Rimini Street is moving up the application stack as it rounded out business intelligence software support. The move indicates that Rimini can expand its product line---something that will be necessary for future growth.
On Monday, Rimini rolled out support for Oracle's Hyperion business intelligence modules such as planning, financial management, strategic finance and analytics. Rimini is promising 30-minute guaranteed support and 50 percent savings.
The implication here is that Rimini is now offering support for a product line that's growing quickly. Rimini made its name supporting legacy ERP systems.
I caught up with Rimini CEO Seth Ravin and operating chief Sebastian Grady outside of Oracle's Open World powwow in San Francisco. Here's a look at the highlights of our conversation:
On the move to business intelligence support, Ravin said supporting Oracle's Hyperion as well as SAP's Business Objects "fills out the rest of the puzzle pieces" to its model. Business intelligence held prospective customers up from moving their transaction systems to Rimini Street. Why? Often BI and enterprise resource planning systems were on the same maintenance contract. Ravin expects business intelligence support will break through a barrier. "Analytics is the next phase moving beyond transactions," said Ravin. "We have experience in the BI space and it's often custom."
Referring to bundled contracts, Ravin said that Oracle and SAP are looking to bundle maintenance for various products since it's a defense against Rimini. Grady noted that "smart customers" aren't doing EULAs and bundled contracts because it limits them.
And about that ongoing Oracle lawsuit. Oracle has sued Rimini over third party support and Ravin remains confident his company will win. A trial date is set for sometime in 2013. "We continue to launch Oracle product lines so we don't doubt our position," said Ravin, who added Rimini's revenue growth is 33 percent despite the Oracle suit. If Rimini should win out, Ravin expects a bevy of large companies---beyond IBM, 3M, Pfizer and others---to eye third party support, which undercuts SAP and Oracle by a wide margin. Ravin is conservatively modeling a 10 percent to 20 percent invoicing jump once the lawsuit is resolved. "We have moved forward with more than 220 customers since the Oracle litigation," he said.
What's after the lawsuit is resolved? Ravin said that he expects a number of large customers to come off the sidelines. He also expects that a number of new players will enter the third party support game over time. "We will see erosion as new players enter the game," said Ravin.
There's a bit of tension between Rimini and system integrators. Ravin explained that Rimini frequently works with integrators because there's a joint responsibility to support customers and keep systems humming. However, there's a natural tension. Integrators and hardware and software vendors benefit from convincing customers to change and update software. Rimini's approach is to keep your transactional systems and milk them for lower maintenance costs. "Rimini is a threat to the money chain so we're seen in a different way (by integrators," said Ravin. "There's a tension between us and them."

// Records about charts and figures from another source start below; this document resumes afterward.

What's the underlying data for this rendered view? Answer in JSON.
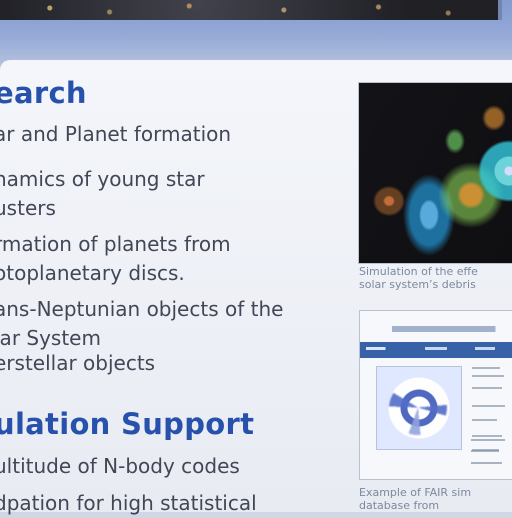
{
  "top_banner": {
    "image": "astronomy-banner"
  },
  "left_panel": {
    "research_title": "earch",
    "research_items": [
      "ar and Planet formation",
      "namics of young star\nusters",
      "rmation of planets from\notoplanetary discs.",
      "ans-Neptunian objects of the\nlar System",
      "erstellar objects"
    ],
    "support_title": "ulation Support",
    "support_items": [
      "ultitude of N-body codes",
      "dpation for high statistical"
    ]
  },
  "right_panel": {
    "caption_1": "Simulation of the effe\nsolar system’s debris",
    "caption_2": "Example of FAIR sim\ndatabase from"
  },
  "colors": {
    "heading": "#1f4aa7",
    "body_text": "#3b4050",
    "caption_text": "#76849a",
    "top_gradient": "#7f97cf"
  }
}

What will Rimini support next? Grady noted that Rimini has its hands full supporting SAP and Oracle applications, but there are future products to ponder. Let's play this out. Rimini wins its legal tussle with Oracle, it lands new large customers and launches an initial public offering. There are plenty of software lines to support: Microsoft, Infor and Lawson are possibilities.
The SaaS plan. Another option for Rimini someday would be to support SaaS. Cloud?!? Maintenance?!? Grady noted that SaaS implementations are getting complicated for large companies and quarterly updates tend to break connections with existing legacy applications. Ravin said he sees this effect up close. Salesforce and others roll out changes and things break. And Rimini is a small company relative to 3M and a bunch of others. Where's this headed? Large companies may not want frequent updates. In this scenario, SaaS starts to look a lot more like hosting. Grady's theory is that SaaS and its multitenant approach will be tested as it scales to large complex companies. "We take releases and they cause problems," said Ravin. "The pitch is that SaaS upgrades are seamless, but they aren't." Grady added: "Support for SaaS could be a monstrous need---especially break-fix support."
On turnover. Ravin said the company's retention rates will vary based on where companies stand in the upgrade cycle. For instance, Rimini supports Pfizer's JD Edwards applications that were the result of a few acquisitions. 3M has a 7-year plan to move to SAP. At some point, Rimini's work will be done, but Rimini could phase out PeopleSoft support and take on more SAP. "It's a normal lifecycle," said Ravin. "Customers will come for a few years and then leave and then come back." Grady added that maintenance isn't going away no matter how the software industry changes.